Date: Dec 13, 2012 3:11 PM
Author: Kaba
Subject: Re: Precompactness

13.12.2012 9:52, William Elliot wrote:
> On Wed, 12 Dec 2012, Kaba wrote:
>> 12.12.2012 5:24, William Elliot wrote:
>>> On Tue, 11 Dec 2012, Kaba wrote:
>> Related, let X be a Hausdorff space. Royden (Real analysis) defines E subset X
>> to be _bounded_ if it is contained in a compact set. It seems to me that
>> precompact and bounded are equivalent properties.

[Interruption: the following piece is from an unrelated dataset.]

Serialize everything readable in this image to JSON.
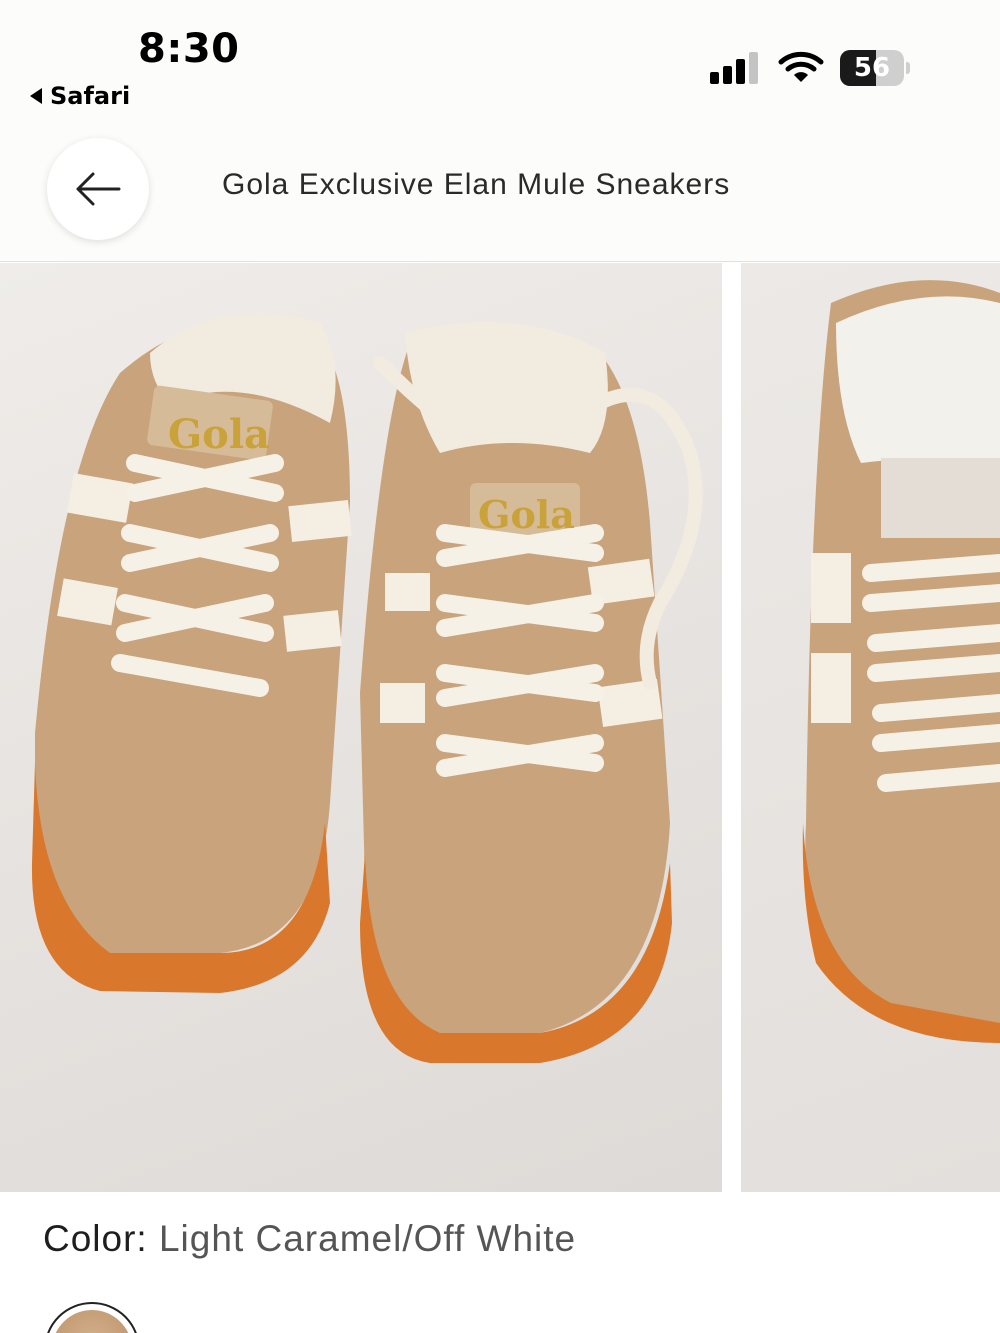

> It's not for R with the include 0 topology, { U | 0 in U } \/ {empty set}.
> {0} is bounded but not precompact.

Therefore R is not Hausdorff:) Interesting example though of what can
wrong without the Hausdorff requirement.

>> Assume E is precompact. Then cl(E) is a compact set which contains E.
>> Therefore E is bounded. Assume E is bounded. Then there is a compact set K
>> such that E subset K. Since X is Hausdorff, K is closed.

> Why is X Hausdorff?

By definition.

>> subset K. Since cl(E) is a closed subset of a compact set K, cl(E) is compact.
>> Therefore E is precompact.
>> Unless I am missing something?

> Assuming X is Hausdorff.
> For Hausdorff spaces, or more general, kc spaces (compact sets are
> closed), precompact and bounded are equivalent. Otherwise, they're not.

That's a nice term to know, thanks.